Mengenal Mata Uang Viral: Bitcoin, Litecoin Dan Dogecoin (1)

Mengenal Mata Uang Viral: Bitcoin, Litecoin Dan Dogecoin (1)

360
0
SHARE

Mengenal Mata Uang Viral Bitcoin, Litecoin Dan Dogecoin (1)AnalisaToday – Cryptographically mata uang virtual meledak di tahun 2009 dengan pengenalan Bitcoin oleh Satoshi Nakamoto. Bitcoin, dengan desain teknologi, juga mengilhami pengembangan ratusan mata uang virtual lainnya. Pada bulan Februari 2016, lebih dari 500 mata uang virtual yang diperdagangkan di pasar digital di seluruh dunia setiap hari.

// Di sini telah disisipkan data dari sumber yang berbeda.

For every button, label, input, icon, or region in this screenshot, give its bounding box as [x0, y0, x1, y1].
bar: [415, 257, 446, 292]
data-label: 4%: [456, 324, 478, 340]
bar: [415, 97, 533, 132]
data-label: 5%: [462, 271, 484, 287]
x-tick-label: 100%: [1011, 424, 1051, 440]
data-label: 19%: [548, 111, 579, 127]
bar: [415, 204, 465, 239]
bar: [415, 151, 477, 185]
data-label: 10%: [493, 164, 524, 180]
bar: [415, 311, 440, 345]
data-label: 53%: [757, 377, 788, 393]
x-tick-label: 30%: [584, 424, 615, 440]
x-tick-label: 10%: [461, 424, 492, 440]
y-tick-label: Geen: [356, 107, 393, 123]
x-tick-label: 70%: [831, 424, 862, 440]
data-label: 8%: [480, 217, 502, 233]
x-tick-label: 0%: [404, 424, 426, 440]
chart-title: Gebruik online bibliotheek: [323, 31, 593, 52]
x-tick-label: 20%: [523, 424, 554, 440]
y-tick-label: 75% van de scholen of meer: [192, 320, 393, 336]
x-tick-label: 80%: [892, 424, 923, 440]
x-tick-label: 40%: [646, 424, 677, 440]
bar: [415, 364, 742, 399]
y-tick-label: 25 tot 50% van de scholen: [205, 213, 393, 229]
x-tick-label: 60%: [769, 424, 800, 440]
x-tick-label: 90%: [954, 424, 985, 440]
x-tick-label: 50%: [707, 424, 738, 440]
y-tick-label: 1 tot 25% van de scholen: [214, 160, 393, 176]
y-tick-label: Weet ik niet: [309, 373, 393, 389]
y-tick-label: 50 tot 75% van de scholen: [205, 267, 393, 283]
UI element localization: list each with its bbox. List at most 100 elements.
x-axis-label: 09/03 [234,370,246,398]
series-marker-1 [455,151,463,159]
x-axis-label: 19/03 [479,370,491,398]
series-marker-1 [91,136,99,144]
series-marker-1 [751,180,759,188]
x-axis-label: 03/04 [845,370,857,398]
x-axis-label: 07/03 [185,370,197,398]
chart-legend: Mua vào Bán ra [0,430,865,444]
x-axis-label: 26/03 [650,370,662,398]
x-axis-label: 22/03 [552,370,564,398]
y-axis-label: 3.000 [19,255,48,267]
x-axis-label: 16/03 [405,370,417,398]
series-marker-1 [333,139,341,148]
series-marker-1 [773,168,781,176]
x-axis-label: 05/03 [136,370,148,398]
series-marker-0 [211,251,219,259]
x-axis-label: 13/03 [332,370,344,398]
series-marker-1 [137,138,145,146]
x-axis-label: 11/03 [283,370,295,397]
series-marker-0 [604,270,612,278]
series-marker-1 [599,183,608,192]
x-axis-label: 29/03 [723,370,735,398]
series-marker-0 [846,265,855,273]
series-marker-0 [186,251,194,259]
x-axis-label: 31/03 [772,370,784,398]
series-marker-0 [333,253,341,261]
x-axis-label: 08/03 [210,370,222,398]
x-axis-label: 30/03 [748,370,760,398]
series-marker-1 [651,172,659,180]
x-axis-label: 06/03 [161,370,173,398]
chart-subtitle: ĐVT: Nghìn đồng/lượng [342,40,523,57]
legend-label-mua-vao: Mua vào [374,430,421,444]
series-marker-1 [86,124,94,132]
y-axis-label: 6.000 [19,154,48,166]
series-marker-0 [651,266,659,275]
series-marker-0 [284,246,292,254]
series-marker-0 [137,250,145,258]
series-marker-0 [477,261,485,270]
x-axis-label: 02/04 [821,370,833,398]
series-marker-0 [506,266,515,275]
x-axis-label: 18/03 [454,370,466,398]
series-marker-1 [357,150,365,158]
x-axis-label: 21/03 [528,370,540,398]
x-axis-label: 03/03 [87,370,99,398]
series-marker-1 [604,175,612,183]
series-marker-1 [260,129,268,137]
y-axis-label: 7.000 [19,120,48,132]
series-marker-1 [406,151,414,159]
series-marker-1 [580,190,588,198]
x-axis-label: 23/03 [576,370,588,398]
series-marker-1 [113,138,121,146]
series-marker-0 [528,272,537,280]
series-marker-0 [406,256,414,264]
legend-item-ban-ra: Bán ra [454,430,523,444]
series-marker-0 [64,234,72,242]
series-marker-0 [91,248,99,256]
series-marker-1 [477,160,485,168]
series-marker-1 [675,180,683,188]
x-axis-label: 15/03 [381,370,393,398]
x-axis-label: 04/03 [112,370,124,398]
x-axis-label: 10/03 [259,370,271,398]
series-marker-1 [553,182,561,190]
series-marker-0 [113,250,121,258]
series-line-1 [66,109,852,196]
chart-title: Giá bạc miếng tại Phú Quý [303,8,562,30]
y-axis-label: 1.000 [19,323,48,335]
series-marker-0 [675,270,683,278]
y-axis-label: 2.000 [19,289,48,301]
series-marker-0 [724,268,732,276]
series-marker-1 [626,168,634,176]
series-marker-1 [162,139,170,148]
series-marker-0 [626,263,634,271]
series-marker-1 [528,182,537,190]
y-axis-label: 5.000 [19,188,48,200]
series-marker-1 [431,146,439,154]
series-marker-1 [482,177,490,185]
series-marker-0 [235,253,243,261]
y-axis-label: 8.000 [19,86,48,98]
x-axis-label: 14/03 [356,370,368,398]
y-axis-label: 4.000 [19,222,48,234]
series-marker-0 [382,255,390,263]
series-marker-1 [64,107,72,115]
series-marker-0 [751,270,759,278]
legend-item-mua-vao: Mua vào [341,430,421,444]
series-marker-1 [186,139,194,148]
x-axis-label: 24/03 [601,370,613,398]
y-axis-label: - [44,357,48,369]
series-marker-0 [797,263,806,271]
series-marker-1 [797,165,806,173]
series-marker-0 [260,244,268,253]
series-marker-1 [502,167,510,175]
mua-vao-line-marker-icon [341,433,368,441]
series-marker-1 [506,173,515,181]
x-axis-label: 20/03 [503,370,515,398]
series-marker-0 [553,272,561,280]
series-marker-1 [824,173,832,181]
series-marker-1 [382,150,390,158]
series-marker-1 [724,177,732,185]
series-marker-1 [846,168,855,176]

Di antara ratusan mata uang virtual yang tersedia pada 2016, litecoin dan dogecoin adalah dua alternatif yang paling berpengaruh selain Bitcoin. Seperti Bitcoin, litecoin dan dogecoin yang terdesentralisasi, mata uang digital kriptografi memungkinkan pembayaran peer-to-peer antara dua orang di dunia tanpa bergantung pada pemerintah atau pengawasan regulasi.

Latar Belakang: Cryptocurrency

Mata uang digital desentralisasi, seperti Bitcoin, litecoin dan dogecoin, memanfaatkan kriptografi dan buku transaksi publik, dikenal umum sebagai rantai blok, untuk memastikan keamanan transaksi peer-to-peer. D dalamnya berisi catatan dari setiap transaksi Bitcoin sejak inisiasi mata uang pada tahun 2009. Sharing rantai blok ini terjadi di seluruh jaringan sehingga setiap pengguna dengan perangkat lunak Bitcoin dapat memverifikasi keseimbangan akun pada jaringan. Mengamankan metode kriptografi melindungi validitas dan urutan transaksi dalam rantai blok, memastikan bahwa semua akun Bitcoin yang akurat dan terkini.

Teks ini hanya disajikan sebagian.